Approached in the right way, New Year’s resolutions do still have a place, says psychotherapist Lucy Beresford, author of Happy Relationships At Home, Work And Play (McGraw-Hill, £13.99). ‘It depends on how you do it,’ she says. ‘When you set yourself ambitious targets and see you don’t meet them, it can be disappointing – so you have to be careful. For example, if your goal is to eat more healthily, plan your weekly shop so that your fridge is full of tasty, nutritious options so you won’t be tempted to graze on unhealthier items whenever you’re bored or tired or moody.’ Or if you want to read more but never seem to manage it, set up an informal book get-together with friends and plan to dip into a new book every other month – see our monthly Book Club page for inspiration. Push yourself gently out of your comfort zone, build up gradually to your goal and don’t go at it full-on as a solitary quest – enlist the help of friends.

So this January, once you’ve binned the dead balloons and de-glittered the dishwasher, take time out. Reflect on all aspects of your life and give yourself real credit for all that you did for your friends, colleagues, family, your home – yourself. Recognise that you didn’t just do an alright job, but that you enriched your understanding of the world, helped others, discovered the worth in people.

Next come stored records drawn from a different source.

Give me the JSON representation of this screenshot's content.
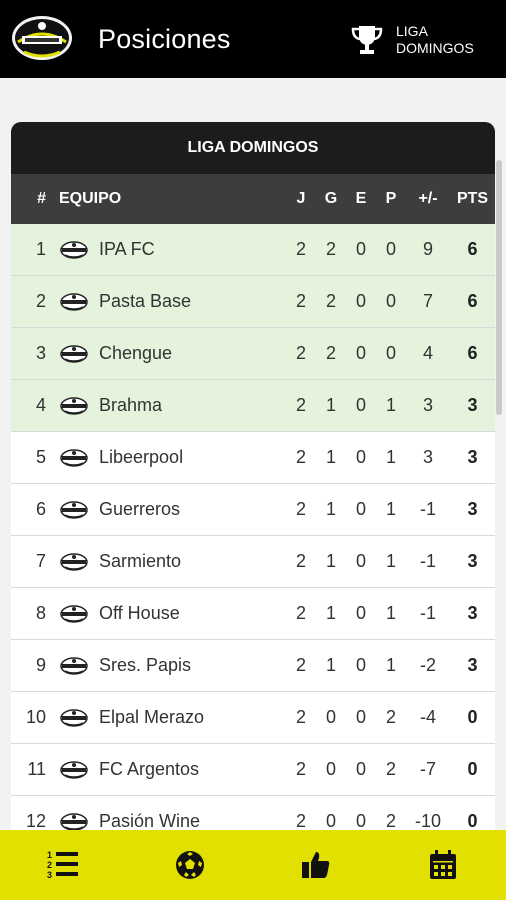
{
  "header": {
    "title": "Posiciones",
    "league_label": "LIGA\nDOMINGOS"
  },
  "standings": {
    "card_title": "LIGA DOMINGOS",
    "columns": {
      "pos": "#",
      "team": "EQUIPO",
      "played": "J",
      "won": "G",
      "drawn": "E",
      "lost": "P",
      "diff": "+/-",
      "points": "PTS"
    },
    "rows": [
      {
        "pos": "1",
        "team": "IPA FC",
        "j": "2",
        "g": "2",
        "e": "0",
        "p": "0",
        "dif": "9",
        "pts": "6"
      },
      {
        "pos": "2",
        "team": "Pasta Base",
        "j": "2",
        "g": "2",
        "e": "0",
        "p": "0",
        "dif": "7",
        "pts": "6"
      },
      {
        "pos": "3",
        "team": "Chengue",
        "j": "2",
        "g": "2",
        "e": "0",
        "p": "0",
        "dif": "4",
        "pts": "6"
      },
      {
        "pos": "4",
        "team": "Brahma",
        "j": "2",
        "g": "1",
        "e": "0",
        "p": "1",
        "dif": "3",
        "pts": "3"
      },
      {
        "pos": "5",
        "team": "Libeerpool",
        "j": "2",
        "g": "1",
        "e": "0",
        "p": "1",
        "dif": "3",
        "pts": "3"
      },
      {
        "pos": "6",
        "team": "Guerreros",
        "j": "2",
        "g": "1",
        "e": "0",
        "p": "1",
        "dif": "-1",
        "pts": "3"
      },
      {
        "pos": "7",
        "team": "Sarmiento",
        "j": "2",
        "g": "1",
        "e": "0",
        "p": "1",
        "dif": "-1",
        "pts": "3"
      },
      {
        "pos": "8",
        "team": "Off House",
        "j": "2",
        "g": "1",
        "e": "0",
        "p": "1",
        "dif": "-1",
        "pts": "3"
      },
      {
        "pos": "9",
        "team": "Sres. Papis",
        "j": "2",
        "g": "1",
        "e": "0",
        "p": "1",
        "dif": "-2",
        "pts": "3"
      },
      {
        "pos": "10",
        "team": "Elpal Merazo",
        "j": "2",
        "g": "0",
        "e": "0",
        "p": "2",
        "dif": "-4",
        "pts": "0"
      },
      {
        "pos": "11",
        "team": "FC Argentos",
        "j": "2",
        "g": "0",
        "e": "0",
        "p": "2",
        "dif": "-7",
        "pts": "0"
      },
      {
        "pos": "12",
        "team": "Pasión Wine",
        "j": "2",
        "g": "0",
        "e": "0",
        "p": "2",
        "dif": "-10",
        "pts": "0"
      }
    ]
  },
  "bottom_nav": [
    {
      "icon": "list-ordered-icon"
    },
    {
      "icon": "soccer-ball-icon"
    },
    {
      "icon": "thumbs-up-icon"
    },
    {
      "icon": "calendar-icon"
    }
  ],
  "colors": {
    "header_bg": "#000000",
    "nav_bg": "#e2e000",
    "qualified_row": "#e5f3dc",
    "table_header": "#3d3d3d",
    "card_title_bg": "#1c1c1c"
  }
}
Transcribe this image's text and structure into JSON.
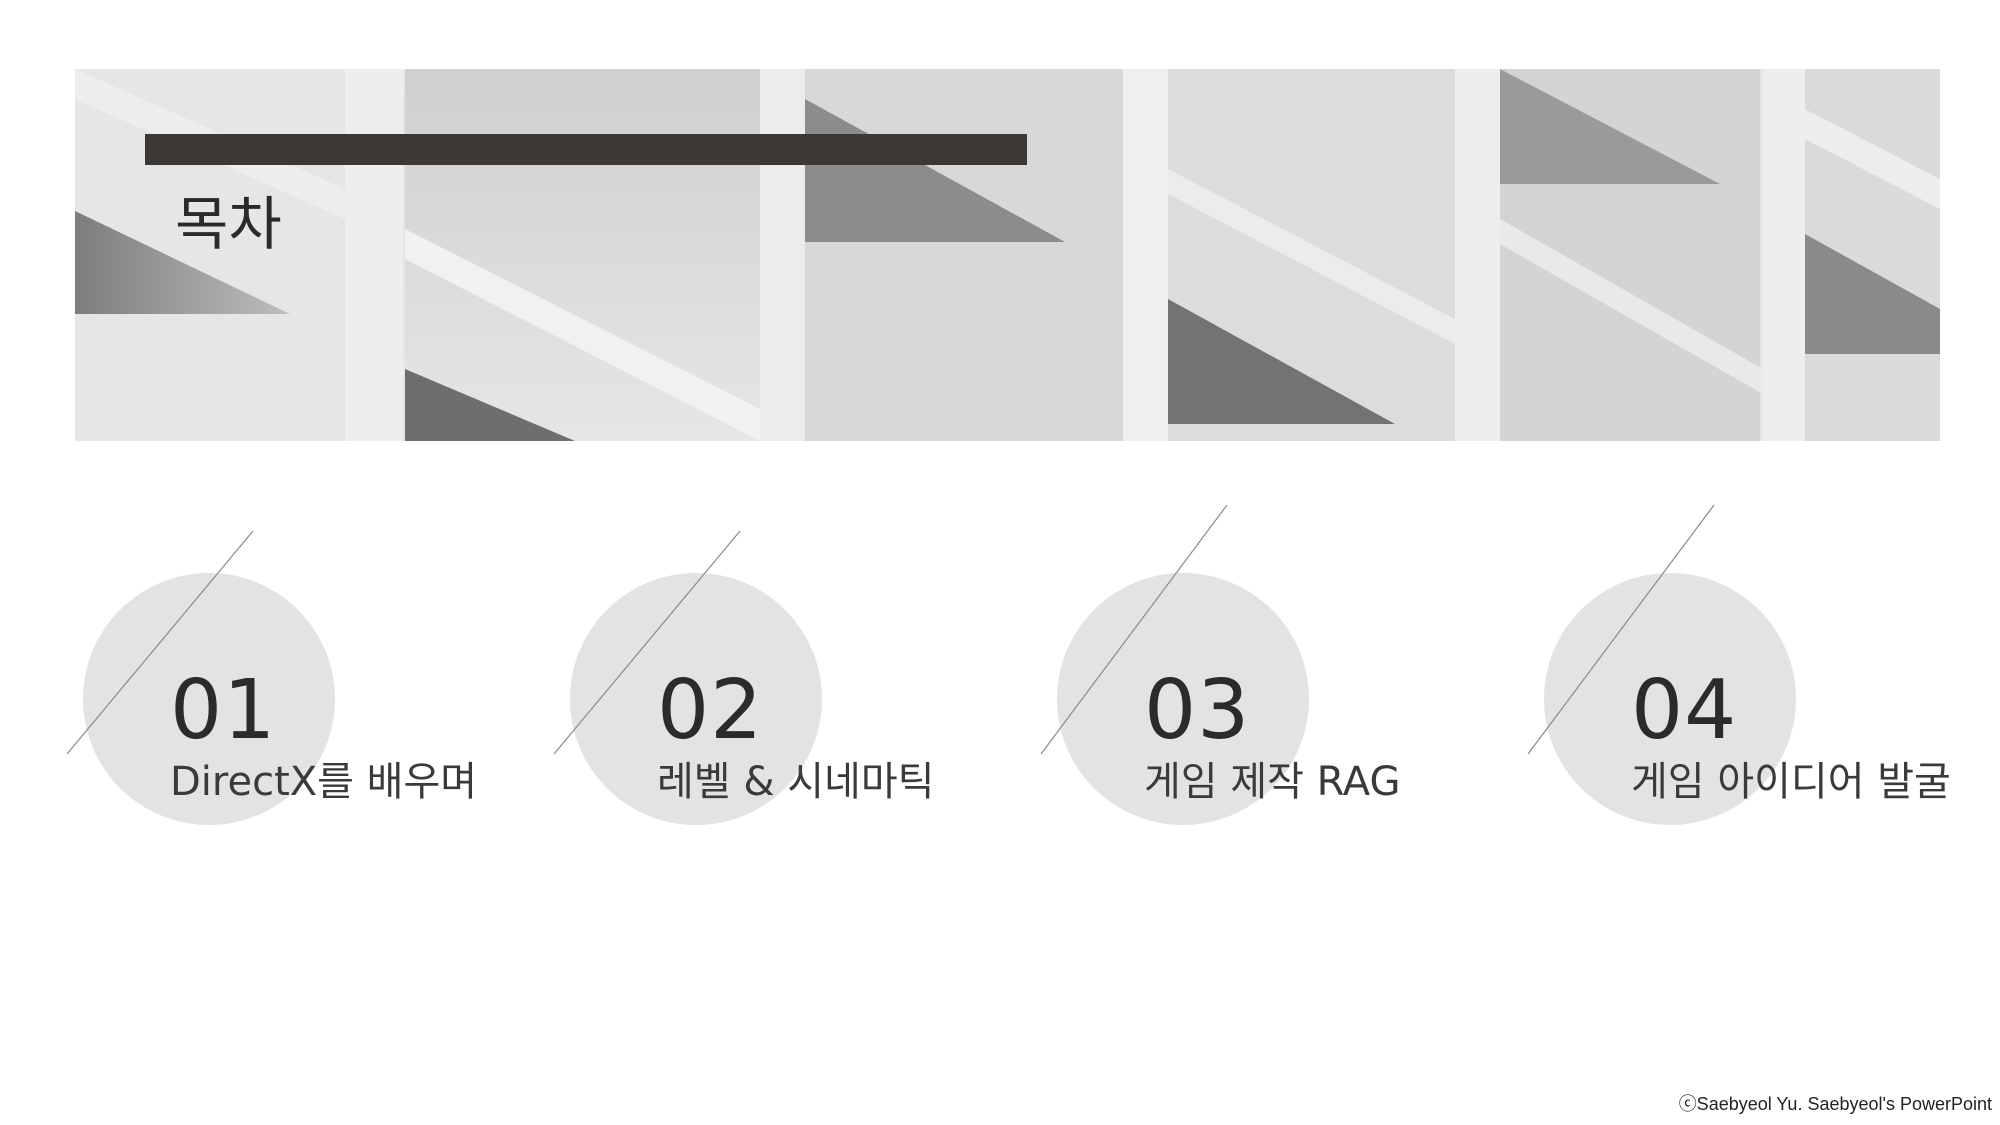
{
  "title": "목차",
  "items": [
    {
      "number": "01",
      "label": "DirectX를 배우며"
    },
    {
      "number": "02",
      "label": "레벨 & 시네마틱"
    },
    {
      "number": "03",
      "label": "게임 제작 RAG"
    },
    {
      "number": "04",
      "label": "게임 아이디어 발굴"
    }
  ],
  "footer": {
    "copyright": "ⓒSaebyeol Yu. Saebyeol's PowerPoint"
  },
  "colors": {
    "title_bar": "#3b3835",
    "circle": "#e3e3e3",
    "text": "#2b2b2b"
  }
}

You did well, you stepped up and saw beauty in small things.

‘The more we know and understand ourselves, the more likely we can be and do our best,’ says Gabrielle Treanor. ‘Using our strengths and skills, appreciating our values, doing what makes us feel good and looking after ourselves, all this means we’re more able to contribute positively to the world – and to everyone we care about – in the year ahead.’

Review your year 

Author Beth Kempton recommends asking yourself: How was your year? ‘Things get thrown at us that we are not expecting – someone you know might have been ill or been made redundant – and it is good to admit it was a really tough year, or a really good one. Let it out on paper and acknowledge the circumstances.’ Then ask yourself:

  • What was the single most important thing you did for yourself last year?
  • What did you finish?
  • What was a really good use of your time and energy?
  • What are you proud of?
  • When did you feel you’d made a difference to someone?
  • What do you want to carry on?
  • What do you want to stop doing?
  • What do you want to let go of?

And finally: what stories are you going to stop telling yourself? “I’m the person who never...”, “That’s a great dream but I don’t have the money...”, “I will never see that through”. Remember – they are just stories, not facts.’